The start of Kakegamik’s new life has been helped by the college. His courses gave him the motivation to start up again. Involving his culture in his school life – Kakegamik is Oji-Cree – also helped. He makes frequent appearances at the college’s Mamidosewin Centre.

“I’ve involved myself quite a bit at the college interacting with our community, met some interesting people,” said Kakegamik.

He has also found joy in grass dancing, which is part of his culture. This is a traditional native dance that had always been attractive to him.

It was only just recently, however, that he discovered that in order to really enjoy the beat of the drums, he needed to be physically involved with the music. So he began to dance.

Dancing hasn’t just given Kakegamik the ability to go places that he’s wanted to go but also do things he’s really loved. It has really helped him.

“The grass dance is a healing dance of warriors,” he said. “It is also a dance of the society of grass dancers.”

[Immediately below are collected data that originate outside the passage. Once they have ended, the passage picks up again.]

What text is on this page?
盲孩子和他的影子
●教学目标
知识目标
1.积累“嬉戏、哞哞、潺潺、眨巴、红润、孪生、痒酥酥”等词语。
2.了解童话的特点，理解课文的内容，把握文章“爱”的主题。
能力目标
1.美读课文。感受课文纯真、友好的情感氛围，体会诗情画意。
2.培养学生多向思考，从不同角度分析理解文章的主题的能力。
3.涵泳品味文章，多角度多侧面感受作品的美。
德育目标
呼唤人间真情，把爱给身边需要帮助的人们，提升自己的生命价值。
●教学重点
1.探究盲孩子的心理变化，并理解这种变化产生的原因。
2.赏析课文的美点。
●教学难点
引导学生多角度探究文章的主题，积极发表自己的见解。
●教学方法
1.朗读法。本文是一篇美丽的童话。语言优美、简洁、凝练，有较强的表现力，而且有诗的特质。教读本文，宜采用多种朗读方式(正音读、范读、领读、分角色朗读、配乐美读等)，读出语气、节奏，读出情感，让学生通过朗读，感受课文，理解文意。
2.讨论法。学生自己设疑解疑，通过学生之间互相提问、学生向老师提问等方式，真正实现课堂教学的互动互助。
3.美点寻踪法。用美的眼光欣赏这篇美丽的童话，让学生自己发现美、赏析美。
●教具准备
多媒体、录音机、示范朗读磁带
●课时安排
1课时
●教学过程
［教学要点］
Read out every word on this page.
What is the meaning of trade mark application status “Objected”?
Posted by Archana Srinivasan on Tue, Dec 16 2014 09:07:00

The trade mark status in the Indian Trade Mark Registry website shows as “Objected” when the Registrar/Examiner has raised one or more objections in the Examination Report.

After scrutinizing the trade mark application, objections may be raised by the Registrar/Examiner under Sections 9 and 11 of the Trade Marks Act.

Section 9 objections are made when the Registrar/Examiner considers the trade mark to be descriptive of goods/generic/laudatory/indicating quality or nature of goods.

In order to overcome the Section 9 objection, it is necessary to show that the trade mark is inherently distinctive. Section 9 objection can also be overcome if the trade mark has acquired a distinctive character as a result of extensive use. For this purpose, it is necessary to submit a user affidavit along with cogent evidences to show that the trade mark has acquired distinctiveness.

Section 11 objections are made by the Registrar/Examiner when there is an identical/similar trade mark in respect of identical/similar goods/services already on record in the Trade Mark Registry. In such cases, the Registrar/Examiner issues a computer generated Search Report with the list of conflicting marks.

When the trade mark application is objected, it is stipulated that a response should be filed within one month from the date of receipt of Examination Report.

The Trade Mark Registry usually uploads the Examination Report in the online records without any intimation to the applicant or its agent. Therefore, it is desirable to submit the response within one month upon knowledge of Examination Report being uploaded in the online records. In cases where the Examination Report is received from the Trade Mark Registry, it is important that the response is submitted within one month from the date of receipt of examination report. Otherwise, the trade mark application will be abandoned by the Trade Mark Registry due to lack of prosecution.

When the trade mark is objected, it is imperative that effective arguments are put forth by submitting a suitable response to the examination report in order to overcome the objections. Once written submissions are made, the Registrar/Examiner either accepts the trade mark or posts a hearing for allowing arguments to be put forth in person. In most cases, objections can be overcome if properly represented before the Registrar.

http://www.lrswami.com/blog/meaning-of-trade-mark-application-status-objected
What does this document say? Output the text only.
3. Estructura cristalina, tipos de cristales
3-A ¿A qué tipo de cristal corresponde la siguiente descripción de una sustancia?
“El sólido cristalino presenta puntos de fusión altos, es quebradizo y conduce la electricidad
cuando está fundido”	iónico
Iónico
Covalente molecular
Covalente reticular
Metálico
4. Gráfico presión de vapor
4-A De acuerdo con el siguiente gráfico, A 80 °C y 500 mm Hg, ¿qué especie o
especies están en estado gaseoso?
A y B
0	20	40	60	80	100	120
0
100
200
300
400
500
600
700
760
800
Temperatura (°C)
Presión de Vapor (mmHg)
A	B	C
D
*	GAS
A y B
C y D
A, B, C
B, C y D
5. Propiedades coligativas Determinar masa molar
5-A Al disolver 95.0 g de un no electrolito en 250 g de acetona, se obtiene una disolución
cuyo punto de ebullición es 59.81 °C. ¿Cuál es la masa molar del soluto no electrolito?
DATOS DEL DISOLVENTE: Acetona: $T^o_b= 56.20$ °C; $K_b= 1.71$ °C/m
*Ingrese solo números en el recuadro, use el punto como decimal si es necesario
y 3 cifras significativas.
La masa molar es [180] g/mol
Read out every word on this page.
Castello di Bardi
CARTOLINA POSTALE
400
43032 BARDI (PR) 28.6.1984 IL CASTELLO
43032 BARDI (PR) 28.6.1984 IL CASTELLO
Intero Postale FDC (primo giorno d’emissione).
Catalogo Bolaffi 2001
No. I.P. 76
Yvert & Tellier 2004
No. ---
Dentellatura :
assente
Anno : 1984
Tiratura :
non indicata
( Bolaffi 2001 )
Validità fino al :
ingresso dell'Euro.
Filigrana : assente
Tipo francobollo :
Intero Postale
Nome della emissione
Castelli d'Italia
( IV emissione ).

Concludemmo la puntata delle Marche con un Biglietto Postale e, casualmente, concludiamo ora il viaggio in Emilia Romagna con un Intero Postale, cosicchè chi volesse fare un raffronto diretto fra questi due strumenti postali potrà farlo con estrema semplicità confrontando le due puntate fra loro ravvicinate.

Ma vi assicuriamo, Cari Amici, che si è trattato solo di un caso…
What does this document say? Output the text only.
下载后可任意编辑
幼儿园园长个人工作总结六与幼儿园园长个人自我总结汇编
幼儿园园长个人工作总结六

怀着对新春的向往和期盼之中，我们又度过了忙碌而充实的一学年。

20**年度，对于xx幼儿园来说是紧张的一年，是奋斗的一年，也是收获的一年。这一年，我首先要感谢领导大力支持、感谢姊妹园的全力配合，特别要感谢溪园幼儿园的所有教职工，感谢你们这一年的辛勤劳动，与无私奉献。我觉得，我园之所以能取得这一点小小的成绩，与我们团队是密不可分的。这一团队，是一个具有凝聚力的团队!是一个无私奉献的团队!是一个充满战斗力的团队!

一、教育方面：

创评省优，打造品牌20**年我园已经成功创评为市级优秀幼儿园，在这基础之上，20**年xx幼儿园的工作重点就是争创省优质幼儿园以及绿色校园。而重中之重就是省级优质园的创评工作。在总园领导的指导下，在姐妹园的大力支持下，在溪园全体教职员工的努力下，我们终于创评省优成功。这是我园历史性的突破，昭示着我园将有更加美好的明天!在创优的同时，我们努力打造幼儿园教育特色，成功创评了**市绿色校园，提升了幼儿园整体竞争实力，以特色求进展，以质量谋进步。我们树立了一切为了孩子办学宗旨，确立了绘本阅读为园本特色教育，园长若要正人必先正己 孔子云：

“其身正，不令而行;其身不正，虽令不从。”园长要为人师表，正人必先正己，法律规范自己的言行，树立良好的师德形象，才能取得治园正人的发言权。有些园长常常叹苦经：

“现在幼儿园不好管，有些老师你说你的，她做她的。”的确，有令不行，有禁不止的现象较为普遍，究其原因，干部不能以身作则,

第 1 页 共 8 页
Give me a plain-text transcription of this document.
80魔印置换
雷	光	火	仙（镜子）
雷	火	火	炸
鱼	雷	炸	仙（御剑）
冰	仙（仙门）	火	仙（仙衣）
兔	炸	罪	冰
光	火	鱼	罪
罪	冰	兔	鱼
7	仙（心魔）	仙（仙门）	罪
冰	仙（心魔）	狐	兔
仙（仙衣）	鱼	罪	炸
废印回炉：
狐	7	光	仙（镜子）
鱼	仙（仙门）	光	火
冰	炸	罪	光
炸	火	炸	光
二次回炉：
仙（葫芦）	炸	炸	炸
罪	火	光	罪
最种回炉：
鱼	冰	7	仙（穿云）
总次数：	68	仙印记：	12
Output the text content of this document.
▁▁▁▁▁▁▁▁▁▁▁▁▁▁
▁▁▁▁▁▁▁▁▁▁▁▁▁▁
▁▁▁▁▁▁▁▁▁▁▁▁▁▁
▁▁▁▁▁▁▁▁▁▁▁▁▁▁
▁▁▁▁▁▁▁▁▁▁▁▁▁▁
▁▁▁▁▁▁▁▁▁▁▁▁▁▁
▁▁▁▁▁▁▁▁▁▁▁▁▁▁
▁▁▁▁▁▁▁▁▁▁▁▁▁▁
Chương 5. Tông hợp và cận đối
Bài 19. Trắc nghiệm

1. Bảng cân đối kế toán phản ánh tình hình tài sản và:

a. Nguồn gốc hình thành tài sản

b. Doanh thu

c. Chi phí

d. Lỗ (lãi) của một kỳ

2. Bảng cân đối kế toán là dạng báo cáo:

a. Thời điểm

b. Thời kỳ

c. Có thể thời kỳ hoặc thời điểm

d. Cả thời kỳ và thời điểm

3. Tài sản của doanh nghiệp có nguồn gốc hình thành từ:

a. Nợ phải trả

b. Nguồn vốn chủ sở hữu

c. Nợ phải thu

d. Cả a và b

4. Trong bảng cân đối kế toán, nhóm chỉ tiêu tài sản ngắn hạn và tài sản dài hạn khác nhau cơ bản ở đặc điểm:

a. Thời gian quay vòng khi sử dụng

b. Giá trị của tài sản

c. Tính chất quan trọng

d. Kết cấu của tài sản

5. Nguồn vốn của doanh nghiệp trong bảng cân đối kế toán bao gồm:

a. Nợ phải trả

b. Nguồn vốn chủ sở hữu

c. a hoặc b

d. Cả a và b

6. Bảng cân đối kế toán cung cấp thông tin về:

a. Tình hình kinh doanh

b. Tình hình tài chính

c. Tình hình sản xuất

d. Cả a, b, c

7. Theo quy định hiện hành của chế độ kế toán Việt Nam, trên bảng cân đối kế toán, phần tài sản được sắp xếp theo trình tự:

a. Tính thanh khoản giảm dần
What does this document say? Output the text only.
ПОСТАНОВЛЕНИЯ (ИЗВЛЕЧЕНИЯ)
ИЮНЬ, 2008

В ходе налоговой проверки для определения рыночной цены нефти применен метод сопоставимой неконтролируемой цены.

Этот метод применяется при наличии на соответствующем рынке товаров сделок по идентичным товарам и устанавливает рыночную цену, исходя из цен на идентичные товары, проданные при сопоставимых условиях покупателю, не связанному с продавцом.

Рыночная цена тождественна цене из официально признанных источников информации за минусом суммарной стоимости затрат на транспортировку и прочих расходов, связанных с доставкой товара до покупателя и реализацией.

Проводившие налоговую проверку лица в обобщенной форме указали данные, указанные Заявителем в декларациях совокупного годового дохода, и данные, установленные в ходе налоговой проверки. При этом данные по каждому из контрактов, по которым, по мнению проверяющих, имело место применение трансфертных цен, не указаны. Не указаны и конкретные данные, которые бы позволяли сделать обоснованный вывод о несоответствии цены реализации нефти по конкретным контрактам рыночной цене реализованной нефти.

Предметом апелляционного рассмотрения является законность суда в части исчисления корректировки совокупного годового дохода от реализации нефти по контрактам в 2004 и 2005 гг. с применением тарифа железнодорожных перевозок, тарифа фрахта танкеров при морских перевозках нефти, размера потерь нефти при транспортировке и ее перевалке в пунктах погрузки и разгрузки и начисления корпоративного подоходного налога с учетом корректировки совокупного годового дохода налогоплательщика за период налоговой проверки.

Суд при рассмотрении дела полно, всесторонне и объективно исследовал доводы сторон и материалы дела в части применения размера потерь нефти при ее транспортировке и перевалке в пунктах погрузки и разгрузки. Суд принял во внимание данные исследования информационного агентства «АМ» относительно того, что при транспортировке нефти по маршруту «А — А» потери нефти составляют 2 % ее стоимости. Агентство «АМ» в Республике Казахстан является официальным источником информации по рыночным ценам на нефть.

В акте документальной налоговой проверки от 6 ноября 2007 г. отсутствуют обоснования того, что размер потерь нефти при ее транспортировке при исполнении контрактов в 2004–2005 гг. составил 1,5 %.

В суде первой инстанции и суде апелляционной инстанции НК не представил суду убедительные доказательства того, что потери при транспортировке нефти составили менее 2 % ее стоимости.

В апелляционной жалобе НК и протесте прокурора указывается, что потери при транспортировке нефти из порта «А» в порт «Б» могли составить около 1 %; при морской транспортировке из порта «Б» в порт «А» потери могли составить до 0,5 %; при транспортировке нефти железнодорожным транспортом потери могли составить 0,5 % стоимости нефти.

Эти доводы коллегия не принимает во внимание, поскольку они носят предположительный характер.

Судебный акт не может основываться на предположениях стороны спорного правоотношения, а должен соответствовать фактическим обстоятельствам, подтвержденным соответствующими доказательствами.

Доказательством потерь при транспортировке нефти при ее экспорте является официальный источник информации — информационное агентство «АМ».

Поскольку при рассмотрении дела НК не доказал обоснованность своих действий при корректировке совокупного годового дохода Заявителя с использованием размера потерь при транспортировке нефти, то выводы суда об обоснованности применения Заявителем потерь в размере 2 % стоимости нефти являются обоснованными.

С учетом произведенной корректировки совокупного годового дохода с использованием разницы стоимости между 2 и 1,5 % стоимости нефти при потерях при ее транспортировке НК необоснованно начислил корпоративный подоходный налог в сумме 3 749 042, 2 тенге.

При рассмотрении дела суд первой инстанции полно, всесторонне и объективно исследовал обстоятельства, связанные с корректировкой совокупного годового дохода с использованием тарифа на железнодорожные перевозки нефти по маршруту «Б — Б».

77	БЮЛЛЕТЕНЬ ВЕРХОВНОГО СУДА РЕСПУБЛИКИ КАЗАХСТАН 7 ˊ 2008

Kakegamik is a father of two and a grandfather. His journey as a father has been good. Yet in the beginning, it was rocky. When he said to himself that he needed to sober up, he spoke to his son about his problem with alcohol. In turn, his son understood and always knew where he was during treatment.

“The rewards come every day with him,” said Kakegamik. “He’s a happy boy. We have a great relationship and very open. I’ve taught him a lot and he listens. I’m trying to do my best and I think he knows that.”

Ken Jackson, 34, a reporter for APTN news and a friend of Kakegamik admires how far he has come. “He’s honest and is trying to be a better person every day,” said Jackson. “He doesn’t hide his scars.”

The pair have been friends for four years after meeting in a coffee shop through a friend, Mark Marsolais. At the time, Marsolais was writing his own Gladue report, which is a document that supports Indigenous accused adults, youth and justice personnel in applying the sentencing principles set out in the Criminal Code of Canada and of the Youth Criminal Justice Act.

More recently, due to the pandemic that has occurred, Kakegamik finds himself exercising, beading, making music, cleaning, reading, and trying to learn a new language. He also reaches out to family. No longer being in school on campus hasn’t swayed Kakegamik’s morale.

“I’m slowly trying to find my bearings and keep busy now that our courses are proceeding,” he said. “I really am concerned for a lot of reasons and this school deal comes secondary. It is stressful to add on more things at this point. Being a parent and the worries I have are daily. Taking steps to push through [and stay] level headed is a challenge.”